Wanneer de werknemer het niet eens is met de uitkomst van het arbeidsdeskundige onderzoek is het belangrijk dat dit meteen in het gesprek met de arbeidsdeskundige kenbaar wordt gemaakt. In dit gesprek moet ook toegelicht worden waarom de werknemer het er niet mee eens is. Vervolgens kan de arbeidsdeskundige een toelichting geven over het advies en deze eventueel aanpassen na overleg met de bedrijfsarts.
Wanneer de werknemer het nog steeds niet eens is met de uitkomst kan deze een deskundigenoordeel bij het UWV aanvragen.
Het inzetten van een arbeidsdeskundig onderzoekt heeft zowel voor- als nadelen. We benoemen de belangrijksten hieronder:
Voordelen:
- Een arbeidsdeskundig onderzoek biedt duidelijkheid over de vervolgstappen.

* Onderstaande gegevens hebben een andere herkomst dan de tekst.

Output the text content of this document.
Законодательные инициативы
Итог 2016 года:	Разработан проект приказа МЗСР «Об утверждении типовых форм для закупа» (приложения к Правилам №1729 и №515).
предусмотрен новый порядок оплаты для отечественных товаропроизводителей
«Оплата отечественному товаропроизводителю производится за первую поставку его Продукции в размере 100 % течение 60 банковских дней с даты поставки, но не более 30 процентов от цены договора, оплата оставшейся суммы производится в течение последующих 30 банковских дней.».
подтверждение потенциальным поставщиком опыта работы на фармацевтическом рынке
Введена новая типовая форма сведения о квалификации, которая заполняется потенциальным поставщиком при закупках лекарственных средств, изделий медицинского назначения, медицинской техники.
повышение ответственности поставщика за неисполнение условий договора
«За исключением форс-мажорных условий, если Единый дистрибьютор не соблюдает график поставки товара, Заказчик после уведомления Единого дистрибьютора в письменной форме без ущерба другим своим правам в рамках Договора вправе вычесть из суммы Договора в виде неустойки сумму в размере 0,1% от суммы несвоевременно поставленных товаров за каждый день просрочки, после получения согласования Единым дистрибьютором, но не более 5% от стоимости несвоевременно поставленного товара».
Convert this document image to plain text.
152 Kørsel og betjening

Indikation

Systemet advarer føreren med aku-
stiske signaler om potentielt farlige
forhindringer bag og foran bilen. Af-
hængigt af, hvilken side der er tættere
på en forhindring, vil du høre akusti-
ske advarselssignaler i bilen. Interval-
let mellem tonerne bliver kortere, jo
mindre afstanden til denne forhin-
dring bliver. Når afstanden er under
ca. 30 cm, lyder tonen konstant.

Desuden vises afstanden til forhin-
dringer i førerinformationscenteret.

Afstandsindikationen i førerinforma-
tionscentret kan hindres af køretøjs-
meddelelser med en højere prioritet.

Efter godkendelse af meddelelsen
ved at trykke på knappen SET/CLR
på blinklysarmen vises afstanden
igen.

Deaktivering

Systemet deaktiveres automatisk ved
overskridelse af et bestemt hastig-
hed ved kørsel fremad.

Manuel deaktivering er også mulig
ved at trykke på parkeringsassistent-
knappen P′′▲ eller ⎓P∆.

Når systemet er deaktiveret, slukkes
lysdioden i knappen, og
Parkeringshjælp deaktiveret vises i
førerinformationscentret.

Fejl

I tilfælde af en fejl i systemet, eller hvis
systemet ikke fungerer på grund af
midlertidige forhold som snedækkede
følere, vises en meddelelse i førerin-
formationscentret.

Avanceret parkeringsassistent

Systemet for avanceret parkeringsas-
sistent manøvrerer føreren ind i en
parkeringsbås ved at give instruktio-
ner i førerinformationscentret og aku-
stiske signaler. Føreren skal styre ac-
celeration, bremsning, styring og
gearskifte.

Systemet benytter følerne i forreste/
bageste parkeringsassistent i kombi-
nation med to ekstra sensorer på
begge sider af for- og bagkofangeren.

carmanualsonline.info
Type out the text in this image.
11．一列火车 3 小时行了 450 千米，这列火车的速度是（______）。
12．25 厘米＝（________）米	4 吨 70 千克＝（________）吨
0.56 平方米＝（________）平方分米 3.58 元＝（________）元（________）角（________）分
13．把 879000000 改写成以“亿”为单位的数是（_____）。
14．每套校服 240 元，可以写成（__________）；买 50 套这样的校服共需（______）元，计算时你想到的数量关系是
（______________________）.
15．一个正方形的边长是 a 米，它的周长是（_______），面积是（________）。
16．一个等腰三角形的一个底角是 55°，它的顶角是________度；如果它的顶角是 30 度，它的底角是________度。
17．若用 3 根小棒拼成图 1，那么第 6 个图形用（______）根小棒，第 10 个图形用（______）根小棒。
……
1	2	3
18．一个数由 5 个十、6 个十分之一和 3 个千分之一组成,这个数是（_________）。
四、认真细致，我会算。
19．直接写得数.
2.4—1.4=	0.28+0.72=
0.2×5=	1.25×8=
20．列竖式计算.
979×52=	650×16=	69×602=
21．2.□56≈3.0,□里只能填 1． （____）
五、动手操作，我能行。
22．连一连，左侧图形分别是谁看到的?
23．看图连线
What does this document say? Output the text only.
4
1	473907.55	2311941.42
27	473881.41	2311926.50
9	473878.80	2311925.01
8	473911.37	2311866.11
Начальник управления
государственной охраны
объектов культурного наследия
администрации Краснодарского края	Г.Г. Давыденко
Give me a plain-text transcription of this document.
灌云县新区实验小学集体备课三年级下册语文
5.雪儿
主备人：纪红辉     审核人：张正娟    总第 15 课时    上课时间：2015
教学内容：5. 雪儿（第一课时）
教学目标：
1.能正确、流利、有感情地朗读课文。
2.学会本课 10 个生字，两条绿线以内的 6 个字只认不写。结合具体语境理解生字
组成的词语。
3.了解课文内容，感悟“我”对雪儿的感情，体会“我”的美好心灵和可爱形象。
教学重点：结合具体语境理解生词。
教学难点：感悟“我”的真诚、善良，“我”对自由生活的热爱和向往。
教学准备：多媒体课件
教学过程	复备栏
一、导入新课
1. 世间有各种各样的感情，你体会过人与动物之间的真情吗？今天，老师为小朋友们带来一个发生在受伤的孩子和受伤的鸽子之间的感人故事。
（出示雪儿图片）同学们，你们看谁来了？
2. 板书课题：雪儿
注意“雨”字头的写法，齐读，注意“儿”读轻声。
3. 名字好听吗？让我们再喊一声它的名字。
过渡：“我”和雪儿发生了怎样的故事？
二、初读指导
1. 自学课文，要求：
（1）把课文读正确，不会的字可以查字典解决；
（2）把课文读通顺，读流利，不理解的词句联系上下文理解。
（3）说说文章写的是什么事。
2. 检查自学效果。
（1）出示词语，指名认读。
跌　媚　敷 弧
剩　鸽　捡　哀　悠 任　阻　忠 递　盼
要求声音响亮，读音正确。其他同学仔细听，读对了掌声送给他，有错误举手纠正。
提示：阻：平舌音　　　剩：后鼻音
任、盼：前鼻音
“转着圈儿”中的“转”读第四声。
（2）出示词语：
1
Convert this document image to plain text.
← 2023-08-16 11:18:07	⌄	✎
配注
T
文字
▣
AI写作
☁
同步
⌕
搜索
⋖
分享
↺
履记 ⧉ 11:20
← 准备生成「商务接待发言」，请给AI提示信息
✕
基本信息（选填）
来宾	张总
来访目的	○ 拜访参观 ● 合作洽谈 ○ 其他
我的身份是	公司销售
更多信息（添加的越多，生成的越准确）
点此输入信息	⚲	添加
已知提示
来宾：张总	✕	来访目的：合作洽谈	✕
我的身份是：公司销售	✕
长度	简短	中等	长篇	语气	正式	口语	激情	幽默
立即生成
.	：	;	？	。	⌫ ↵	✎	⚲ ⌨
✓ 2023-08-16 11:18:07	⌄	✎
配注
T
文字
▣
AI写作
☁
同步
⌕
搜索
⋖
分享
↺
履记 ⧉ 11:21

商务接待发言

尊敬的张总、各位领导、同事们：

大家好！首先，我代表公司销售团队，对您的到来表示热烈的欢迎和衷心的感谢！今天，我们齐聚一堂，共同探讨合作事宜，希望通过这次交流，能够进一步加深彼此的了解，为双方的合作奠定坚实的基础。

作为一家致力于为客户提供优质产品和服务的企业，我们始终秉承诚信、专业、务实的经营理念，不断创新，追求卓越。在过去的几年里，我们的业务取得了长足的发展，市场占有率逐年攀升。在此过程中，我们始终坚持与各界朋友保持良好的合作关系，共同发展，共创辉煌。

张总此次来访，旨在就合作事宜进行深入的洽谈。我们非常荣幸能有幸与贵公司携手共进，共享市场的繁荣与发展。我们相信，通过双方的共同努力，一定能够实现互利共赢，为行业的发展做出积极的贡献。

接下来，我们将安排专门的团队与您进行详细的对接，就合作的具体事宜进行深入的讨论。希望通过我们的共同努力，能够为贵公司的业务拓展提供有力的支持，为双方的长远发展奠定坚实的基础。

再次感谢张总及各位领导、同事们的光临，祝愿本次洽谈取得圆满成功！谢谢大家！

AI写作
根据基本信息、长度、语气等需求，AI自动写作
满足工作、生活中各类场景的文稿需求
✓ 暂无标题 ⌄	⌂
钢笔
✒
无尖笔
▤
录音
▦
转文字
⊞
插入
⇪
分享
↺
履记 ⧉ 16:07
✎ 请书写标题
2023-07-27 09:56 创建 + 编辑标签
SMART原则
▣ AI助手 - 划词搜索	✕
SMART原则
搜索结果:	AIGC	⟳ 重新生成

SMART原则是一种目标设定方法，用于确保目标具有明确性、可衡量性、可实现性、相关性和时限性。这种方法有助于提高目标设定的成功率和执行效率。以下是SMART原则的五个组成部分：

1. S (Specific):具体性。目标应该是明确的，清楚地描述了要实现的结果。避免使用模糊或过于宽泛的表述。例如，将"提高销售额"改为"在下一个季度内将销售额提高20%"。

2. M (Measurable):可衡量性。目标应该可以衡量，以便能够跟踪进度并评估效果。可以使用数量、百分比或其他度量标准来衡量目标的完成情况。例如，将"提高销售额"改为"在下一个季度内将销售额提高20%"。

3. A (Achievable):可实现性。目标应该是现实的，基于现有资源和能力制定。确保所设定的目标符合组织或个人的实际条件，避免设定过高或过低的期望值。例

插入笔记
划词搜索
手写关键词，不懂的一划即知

- Het onderzoek verkort de doorlooptijd.
- Het helpt sancties van het UWV te voorkomen.
Nadelen:
- Het arbeidsdeskundig onderzoek kan de aanleiding zijn voor het ontstaan van een discussie wanneer de werkgever en werknemer andere belangen hebben. Zo wil de werkgever misschien wel dat de werknemer weer aan het werk gaat maar de werknemer wil dit niet.
- De werknemer kan een negatief beeld hebben van het arbeidsdeskundig onderzoek omdat dit bepaald of deze terug kan keren naar het werk. Echter is een deskundige er ook om de werknemer verder te helpen in hun loopbaan.